The two Chrises slipped behind the curtain, leaving Koenig alone to start the next song, “Ice Cream Piano.” As its gentle opening verse and chorus ended, the curtain dropped, and the full band kicked, seven musicians in all, rocketing the song to a thrillingly clamorous finish.

“Ice Cream Piano” was the first of nine songs played off Vampire Weekend’s strong new album, “Only God Was Above Us,” its fifth studio release, which arrived in April. More perhaps than any of the records that preceded it, “Only God” is a rock record, a fact underscored by the power of its songs alongside the more delicate indie pop of the early albums.

“Classical” and “Connect,” which followed “Ice Cream Piano,” still present Koenig’s high, delicate vocals, but beneath them the sound was fuller, thanks in part to addition on this tour of four touring musicians: Keyboardist Will Canzoneri, percussionist Garrett Ray, and multi-instrumentalists Colin Killalea, and Ray Suen.

Highlights early in the set included such earlier songs as “White Sky” and “Cape Cod Kwasa Kwasa,” both of which featured the interlocking Afropop influences that signaled a freshness in Vampire Weekend’s sound as it broke out 15 or so years ago. In contrast, “This Life” and “Sunflower,” both from 2019’s “Father of the Bride,” showed off an equally intricate guitar style, but one that marked the band’s shift to a more modern rock feel.
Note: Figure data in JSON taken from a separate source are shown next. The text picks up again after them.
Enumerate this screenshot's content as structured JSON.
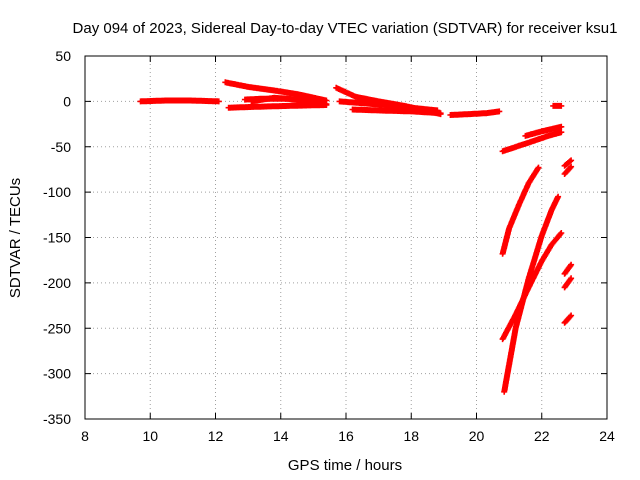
{
  "chart_data": {
    "type": "scatter",
    "title": "Day 094 of 2023, Sidereal Day-to-day VTEC variation (SDTVAR) for receiver ksu1",
    "xlabel": "GPS time / hours",
    "ylabel": "SDTVAR / TECUs",
    "xlim": [
      8,
      24
    ],
    "ylim": [
      -350,
      50
    ],
    "xticks": [
      "8",
      "10",
      "12",
      "14",
      "16",
      "18",
      "20",
      "22",
      "24"
    ],
    "yticks": [
      "50",
      "0",
      "-50",
      "-100",
      "-150",
      "-200",
      "-250",
      "-300",
      "-350"
    ],
    "grid": true,
    "marker": "plus",
    "color": "#ff0000",
    "series": [
      {
        "points": [
          [
            9.7,
            0
          ],
          [
            10.5,
            1
          ],
          [
            11.2,
            1
          ],
          [
            12.1,
            0
          ]
        ]
      },
      {
        "points": [
          [
            12.3,
            21
          ],
          [
            13.0,
            16
          ],
          [
            13.8,
            12
          ],
          [
            14.5,
            8
          ],
          [
            15.4,
            1
          ]
        ]
      },
      {
        "points": [
          [
            12.4,
            -7
          ],
          [
            13.2,
            -6
          ],
          [
            14.2,
            -5
          ],
          [
            15.4,
            -4
          ]
        ]
      },
      {
        "points": [
          [
            12.9,
            2
          ],
          [
            13.5,
            3
          ],
          [
            14.2,
            3
          ],
          [
            14.8,
            0
          ],
          [
            15.4,
            -3
          ]
        ]
      },
      {
        "points": [
          [
            13.1,
            0
          ],
          [
            13.8,
            4
          ],
          [
            14.5,
            2
          ],
          [
            15.2,
            -1
          ]
        ]
      },
      {
        "points": [
          [
            15.7,
            15
          ],
          [
            16.3,
            5
          ],
          [
            17.0,
            0
          ],
          [
            17.8,
            -5
          ],
          [
            18.9,
            -14
          ]
        ]
      },
      {
        "points": [
          [
            15.8,
            0
          ],
          [
            16.5,
            -2
          ],
          [
            17.2,
            -4
          ],
          [
            18.0,
            -7
          ],
          [
            18.8,
            -10
          ]
        ]
      },
      {
        "points": [
          [
            16.2,
            -9
          ],
          [
            17.0,
            -10
          ],
          [
            18.0,
            -11
          ],
          [
            18.9,
            -13
          ]
        ]
      },
      {
        "points": [
          [
            19.2,
            -15
          ],
          [
            19.8,
            -14
          ],
          [
            20.3,
            -13
          ],
          [
            20.7,
            -11
          ]
        ]
      },
      {
        "points": [
          [
            20.8,
            -55
          ],
          [
            21.3,
            -49
          ],
          [
            21.8,
            -43
          ],
          [
            22.2,
            -38
          ],
          [
            22.6,
            -34
          ]
        ]
      },
      {
        "points": [
          [
            21.5,
            -38
          ],
          [
            22.0,
            -33
          ],
          [
            22.6,
            -28
          ]
        ]
      },
      {
        "points": [
          [
            22.35,
            -5
          ],
          [
            22.6,
            -5
          ]
        ]
      },
      {
        "points": [
          [
            20.8,
            -168
          ],
          [
            21.0,
            -140
          ],
          [
            21.3,
            -114
          ],
          [
            21.6,
            -90
          ],
          [
            21.9,
            -73
          ]
        ]
      },
      {
        "points": [
          [
            20.8,
            -262
          ],
          [
            21.2,
            -235
          ],
          [
            21.6,
            -205
          ],
          [
            22.0,
            -176
          ],
          [
            22.3,
            -158
          ],
          [
            22.6,
            -145
          ]
        ]
      },
      {
        "points": [
          [
            20.85,
            -320
          ],
          [
            21.2,
            -250
          ],
          [
            21.6,
            -195
          ],
          [
            22.0,
            -148
          ],
          [
            22.3,
            -120
          ],
          [
            22.5,
            -105
          ]
        ]
      },
      {
        "points": [
          [
            22.7,
            -80
          ],
          [
            22.9,
            -72
          ]
        ]
      },
      {
        "points": [
          [
            22.7,
            -71
          ],
          [
            22.9,
            -65
          ]
        ]
      },
      {
        "points": [
          [
            22.7,
            -190
          ],
          [
            22.9,
            -180
          ]
        ]
      },
      {
        "points": [
          [
            22.7,
            -205
          ],
          [
            22.9,
            -195
          ]
        ]
      },
      {
        "points": [
          [
            22.7,
            -244
          ],
          [
            22.9,
            -236
          ]
        ]
      }
    ]
  }
}
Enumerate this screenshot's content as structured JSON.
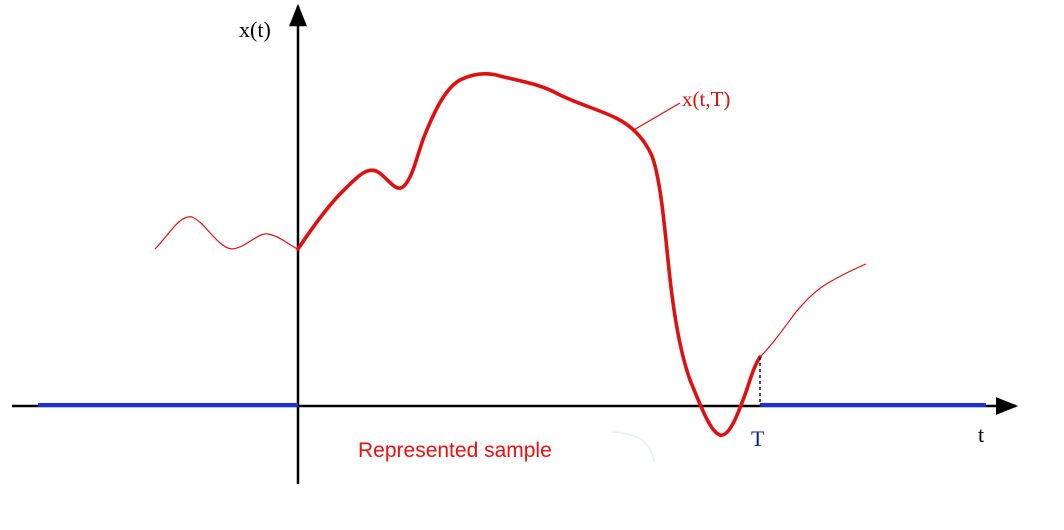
{
  "diagram": {
    "y_axis_label": "x(t)",
    "x_axis_label": "t",
    "curve_label": "x(t,T)",
    "t_marker_label": "T",
    "caption": "Represented sample"
  },
  "colors": {
    "axis": "#000000",
    "curve": "#dd1111",
    "zero_segment": "#1f2fd6",
    "t_marker": "#1a1a8c",
    "caption": "#e81010"
  }
}
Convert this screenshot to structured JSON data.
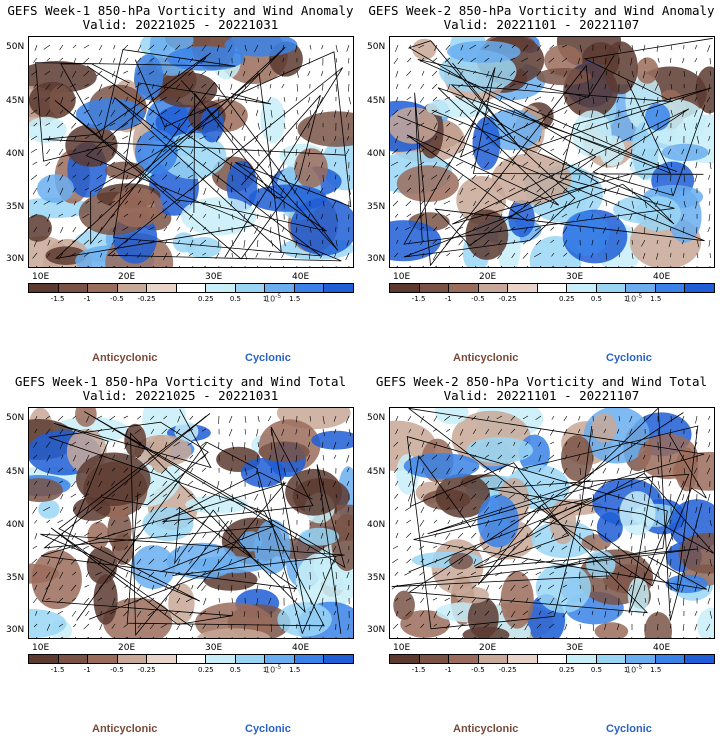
{
  "panels": [
    {
      "title": "GEFS Week-1 850-hPa Vorticity and Wind Anomaly",
      "valid": "Valid: 20221025 - 20221031"
    },
    {
      "title": "GEFS Week-2 850-hPa Vorticity and Wind Anomaly",
      "valid": "Valid: 20221101 - 20221107"
    },
    {
      "title": "GEFS Week-1 850-hPa Vorticity and Wind Total",
      "valid": "Valid: 20221025 - 20221031"
    },
    {
      "title": "GEFS Week-2 850-hPa Vorticity and Wind Total",
      "valid": "Valid: 20221101 - 20221107"
    }
  ],
  "lat_labels": [
    "50N",
    "45N",
    "40N",
    "35N",
    "30N"
  ],
  "lon_labels": [
    "10E",
    "20E",
    "30E",
    "40E"
  ],
  "colorbar": {
    "ticks": [
      "-1.5",
      "-1",
      "-0.5",
      "-0.25",
      "0.25",
      "0.5",
      "1",
      "1.5"
    ],
    "unit_note": "10",
    "colors": [
      "#5c3a30",
      "#7a5346",
      "#9a6c5c",
      "#c8a898",
      "#e8d4c8",
      "#ffffff",
      "#c8eef8",
      "#9ad6f4",
      "#6aaef0",
      "#3a82e8",
      "#1f5ed6"
    ]
  },
  "legend": {
    "anticyclonic": "Anticyclonic",
    "cyclonic": "Cyclonic"
  },
  "colors": {
    "anticyclonic": "#7a4a3a",
    "cyclonic": "#2a62c8"
  }
}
After “Oxford Comma,” one of the most charming songs in Vampire Weekend’s catalog, Koenig brought out Ariel Rechtshaid, the band’s longtime producer, to “bring some nasty tones” on electric guitar, which he, in fact, did. “Capricorn” and “Gen X Police” rocked as hard as anything Vampire Weekend plays, powered by Rechtshaid’s big riffs while allowing room for lovely bits of piano and bass to stand out on the latter.
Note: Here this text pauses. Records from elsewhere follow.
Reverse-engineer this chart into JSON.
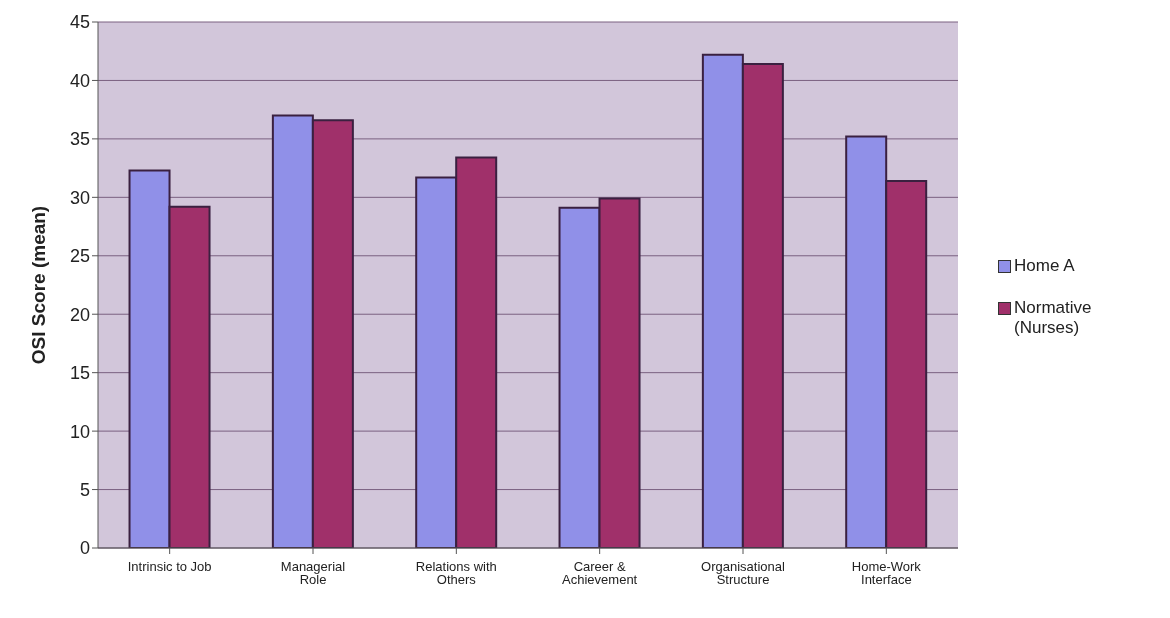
{
  "chart_data": {
    "type": "bar",
    "ylabel": "OSI Score (mean)",
    "categories": [
      "Intrinsic to Job",
      "Managerial Role",
      "Relations with Others",
      "Career & Achievement",
      "Organisational Structure",
      "Home-Work Interface"
    ],
    "series": [
      {
        "name": "Home A",
        "color": "#9090e8",
        "values": [
          32.3,
          37.0,
          31.7,
          29.1,
          42.2,
          35.2
        ]
      },
      {
        "name": "Normative (Nurses)",
        "color": "#a0306a",
        "values": [
          29.2,
          36.6,
          33.4,
          29.9,
          41.4,
          31.4
        ]
      }
    ],
    "ylim": [
      0,
      45
    ],
    "yticks": [
      0,
      5,
      10,
      15,
      20,
      25,
      30,
      35,
      40,
      45
    ],
    "grid": "y",
    "legend": "right"
  }
}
While many of the fans around seemed to know and sing all the words to every new song – remarkably so, in fact – older fan favorites such as “Diane Young,” “A-Punk,” and “Harmony Hall,” stood out even more as the main set wound down. “Hope,” which closes the new album also closed the main set, its beautiful melody playing on as first Koenig, and then the rest of the band departed the stage, one by one, until only Baio was left to play the final refrain on bass.
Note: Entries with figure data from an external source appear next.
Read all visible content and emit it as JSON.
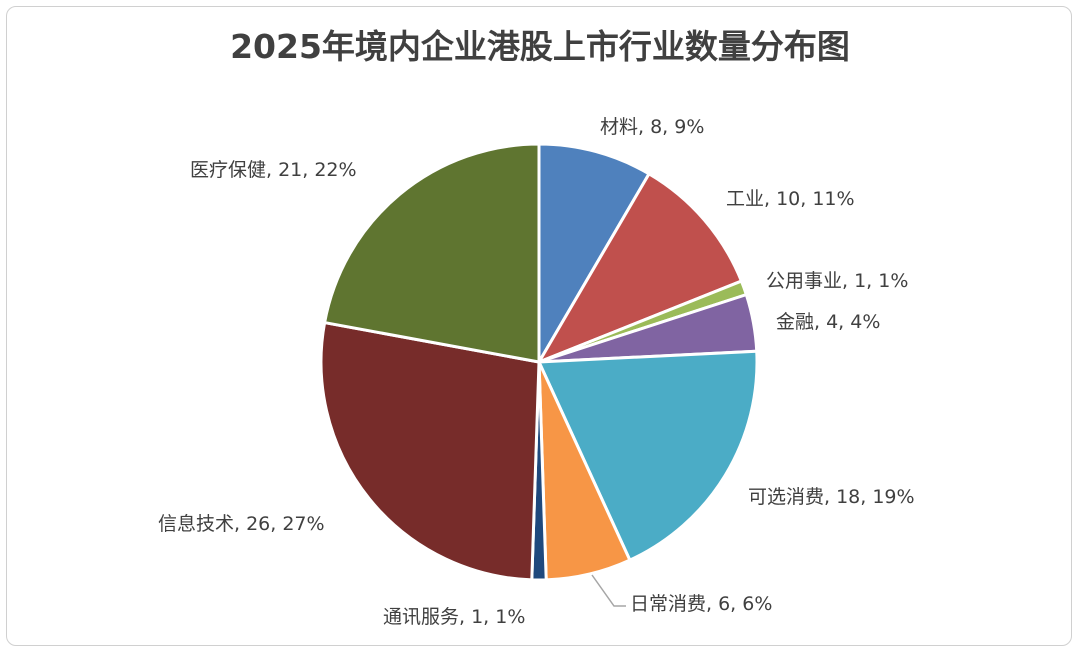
{
  "chart_data": {
    "type": "pie",
    "title": "2025年境内企业港股上市行业数量分布图",
    "slices": [
      {
        "name": "材料",
        "value": 8,
        "percent": "9%",
        "label": "材料, 8, 9%",
        "color": "#4f81bd"
      },
      {
        "name": "工业",
        "value": 10,
        "percent": "11%",
        "label": "工业, 10, 11%",
        "color": "#c0504d"
      },
      {
        "name": "公用事业",
        "value": 1,
        "percent": "1%",
        "label": "公用事业, 1, 1%",
        "color": "#9bbb59"
      },
      {
        "name": "金融",
        "value": 4,
        "percent": "4%",
        "label": "金融, 4, 4%",
        "color": "#8064a2"
      },
      {
        "name": "可选消费",
        "value": 18,
        "percent": "19%",
        "label": "可选消费, 18, 19%",
        "color": "#4bacc6"
      },
      {
        "name": "日常消费",
        "value": 6,
        "percent": "6%",
        "label": "日常消费, 6, 6%",
        "color": "#f79646"
      },
      {
        "name": "通讯服务",
        "value": 1,
        "percent": "1%",
        "label": "通讯服务, 1, 1%",
        "color": "#1f497d"
      },
      {
        "name": "信息技术",
        "value": 26,
        "percent": "27%",
        "label": "信息技术, 26, 27%",
        "color": "#772c2a"
      },
      {
        "name": "医疗保健",
        "value": 21,
        "percent": "22%",
        "label": "医疗保健, 21, 22%",
        "color": "#5f7530"
      }
    ]
  }
}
The silly fun returned in full force for the encore, which opened with “Dangerous Knife (The Night is a Knife),” which Koenig wrote and sang for comedian-actor Tim Robinson’s very funny, very strange Netflix series “I Think You Should Leave.” It sounds like a Vampire Weekend song, more or less, until you notice that it references such topics as “sloppy steaks,” a bit from the show we won’t attempt to explain here, and other oddities from the mind of Robinson, who came out at the end of it.

Another ska version of a Vampire Weekend song popped up next, with “Giving Up the Gun” transformed into “Giving Up the Skun.”

Five years ago at the Bowl, the band took requests shouted out by fans during its encore, focusing mostly on its own songs, but including a bit of Thin Lizzy’s “Boys Are Back in Town,” too. On Wednesday, Koenig announced that this tour they’re taking only cover requests that really challenge the band.

Which the band was when confronted with shouts for Steely Dan, the Grateful Dead, and the B-52s. That produced, in the same order, a decent first verse of “Peg” before Koenig ran out of lyrics he knew, a solid chorus of “Touch of Grey,” and a hilarious attempt at “Rock Lobster,” its improvised lyrics a string of nonsense barked out in the style of B-52s’ singer Fred Schneider until Koenig finally reached a line he actually knew.

Then, as the clock ticked down to the Bowl’s 11 p.m. curfew, “Walcott,” Vampire Weekend’s traditional closer, set the crowd to dancing and singing along, happy, laughing, satisfied.